HANOI: Vietnam’s leader To Lam was re-elected Friday as the general secretary of its ruling Communist Party, securing a new five-year term in the country’s most powerful position and pledging to rev up economic growth in the export powerhouse.
Lam, 68, was reappointed unanimously by the party’s 180-member Central Committee at the conclusion of the National Party Congress, the country’s most important political conclave.
In a speech, he said he wanted to build a system grounded in “integrity, talent, courage, and competence,” with officials to be judged on merit rather than seniority or rhetoric.
No announcement was made about whether Lam will also become president.
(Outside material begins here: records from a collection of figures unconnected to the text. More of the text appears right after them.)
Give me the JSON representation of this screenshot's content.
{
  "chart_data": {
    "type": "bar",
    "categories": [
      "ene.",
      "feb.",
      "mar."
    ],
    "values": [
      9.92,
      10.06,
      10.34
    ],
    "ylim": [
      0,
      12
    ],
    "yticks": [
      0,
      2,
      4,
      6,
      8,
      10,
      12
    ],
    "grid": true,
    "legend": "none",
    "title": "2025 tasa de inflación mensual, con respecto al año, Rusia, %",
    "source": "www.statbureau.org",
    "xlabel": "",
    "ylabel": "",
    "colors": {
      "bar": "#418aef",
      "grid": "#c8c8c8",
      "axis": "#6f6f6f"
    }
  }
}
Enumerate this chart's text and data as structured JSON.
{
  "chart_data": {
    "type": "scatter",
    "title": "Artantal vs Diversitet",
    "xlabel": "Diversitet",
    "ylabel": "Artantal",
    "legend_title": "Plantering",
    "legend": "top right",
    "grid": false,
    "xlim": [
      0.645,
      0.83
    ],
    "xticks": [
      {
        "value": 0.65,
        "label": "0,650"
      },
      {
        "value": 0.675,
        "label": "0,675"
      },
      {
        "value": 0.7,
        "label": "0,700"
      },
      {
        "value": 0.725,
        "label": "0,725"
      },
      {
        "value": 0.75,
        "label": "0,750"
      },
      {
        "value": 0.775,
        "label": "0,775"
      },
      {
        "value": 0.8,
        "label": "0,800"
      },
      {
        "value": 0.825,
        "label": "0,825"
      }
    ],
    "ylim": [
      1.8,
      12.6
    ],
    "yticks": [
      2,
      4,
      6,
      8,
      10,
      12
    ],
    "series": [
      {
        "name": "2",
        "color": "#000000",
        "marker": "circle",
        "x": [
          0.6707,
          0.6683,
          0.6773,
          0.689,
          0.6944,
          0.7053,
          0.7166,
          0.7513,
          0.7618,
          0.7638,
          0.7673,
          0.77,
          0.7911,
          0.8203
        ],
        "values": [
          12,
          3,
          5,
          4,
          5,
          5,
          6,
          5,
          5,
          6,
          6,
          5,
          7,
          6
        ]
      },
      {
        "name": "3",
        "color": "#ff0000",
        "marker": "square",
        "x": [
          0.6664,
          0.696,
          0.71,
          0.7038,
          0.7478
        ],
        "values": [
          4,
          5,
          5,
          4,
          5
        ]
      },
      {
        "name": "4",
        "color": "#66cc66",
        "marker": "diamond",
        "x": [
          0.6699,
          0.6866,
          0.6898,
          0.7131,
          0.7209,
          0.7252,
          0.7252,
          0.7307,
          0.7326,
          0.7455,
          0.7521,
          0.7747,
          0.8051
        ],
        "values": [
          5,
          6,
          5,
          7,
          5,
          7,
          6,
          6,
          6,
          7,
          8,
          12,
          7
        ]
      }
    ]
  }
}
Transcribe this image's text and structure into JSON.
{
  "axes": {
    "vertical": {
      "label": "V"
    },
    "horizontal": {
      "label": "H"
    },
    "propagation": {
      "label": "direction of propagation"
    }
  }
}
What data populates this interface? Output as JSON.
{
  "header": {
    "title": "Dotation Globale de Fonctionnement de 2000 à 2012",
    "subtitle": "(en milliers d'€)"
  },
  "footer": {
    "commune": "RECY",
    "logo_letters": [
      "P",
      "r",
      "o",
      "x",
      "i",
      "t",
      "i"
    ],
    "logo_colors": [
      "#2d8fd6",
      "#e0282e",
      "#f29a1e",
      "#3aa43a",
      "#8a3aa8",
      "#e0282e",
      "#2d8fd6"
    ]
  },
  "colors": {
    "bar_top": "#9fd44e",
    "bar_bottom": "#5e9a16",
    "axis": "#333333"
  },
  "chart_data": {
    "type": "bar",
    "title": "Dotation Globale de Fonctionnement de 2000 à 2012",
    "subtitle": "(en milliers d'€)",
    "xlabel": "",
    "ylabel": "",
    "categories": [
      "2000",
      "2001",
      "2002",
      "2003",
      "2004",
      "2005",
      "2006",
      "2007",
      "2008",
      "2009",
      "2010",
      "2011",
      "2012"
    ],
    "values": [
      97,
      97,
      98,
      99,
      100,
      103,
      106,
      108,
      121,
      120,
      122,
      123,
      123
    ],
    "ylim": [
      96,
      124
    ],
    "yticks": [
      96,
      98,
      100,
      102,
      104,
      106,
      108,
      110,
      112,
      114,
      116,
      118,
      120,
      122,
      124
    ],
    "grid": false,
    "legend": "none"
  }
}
If he were to get both positions, he would be the country’s most powerful leader in decades, similar to Chinese leader Xi Jinping.
The Congress was framed by Vietnam’s defining national question: whether the country can transform itself into a high-income economy by 2045. During the meeting, Vietnam set a target of average annual GDP growth of 10 percent or more from 2026 to 2030.
The gathering brought together nearly 1,600 delegates to outline Vietnam’s political and economic direction through 2031. It also confirmed a slate of senior appointments, electing 19 members to the Politburo, the country’s top leadership body.
Beyond settling the question of who will lead Vietnam for the coming years, the Congress will also determine how the country’s single-party system responds to world grown increasingly turbulent as China and the United States wrangle over trade and Washington under President Donald Trump challenges a longstanding global order.
Vietnam’s transformation into a global manufacturing hub for electronics, textiles, and footwear has been striking. Poverty has declined and the middle class is growing quickly.
But challenges loom as the country tries to balance rapid growth with reforms, an aging population, climate risks, weak institutions and US pressure over its trade surplus. At the same time it must balance relations with major powers. Vietnam has overlapping territorial claims with China, its largest trading partner, in the South China Sea.
Lam has overseen Vietnam’s most ambitious bureaucratic and economic reforms since the late 1980s, when it liberalized its economy. Under his leadership, the government has cut tens of thousands of public-sector jobs, redrawn administrative boundaries to speed decision-making, and initiated dozens of major infrastructure projects.
Lam spent decades in the Ministry of Public Security before becoming its minister in 2016. He led an anti-corruption campaign championed by his predecessor, Nguyen Phu Trong. During his rise, Vietnam’s Politburo lost six of its 18 members during an anti-graft campaign, including two former presidents and Vietnam’s parliamentary head.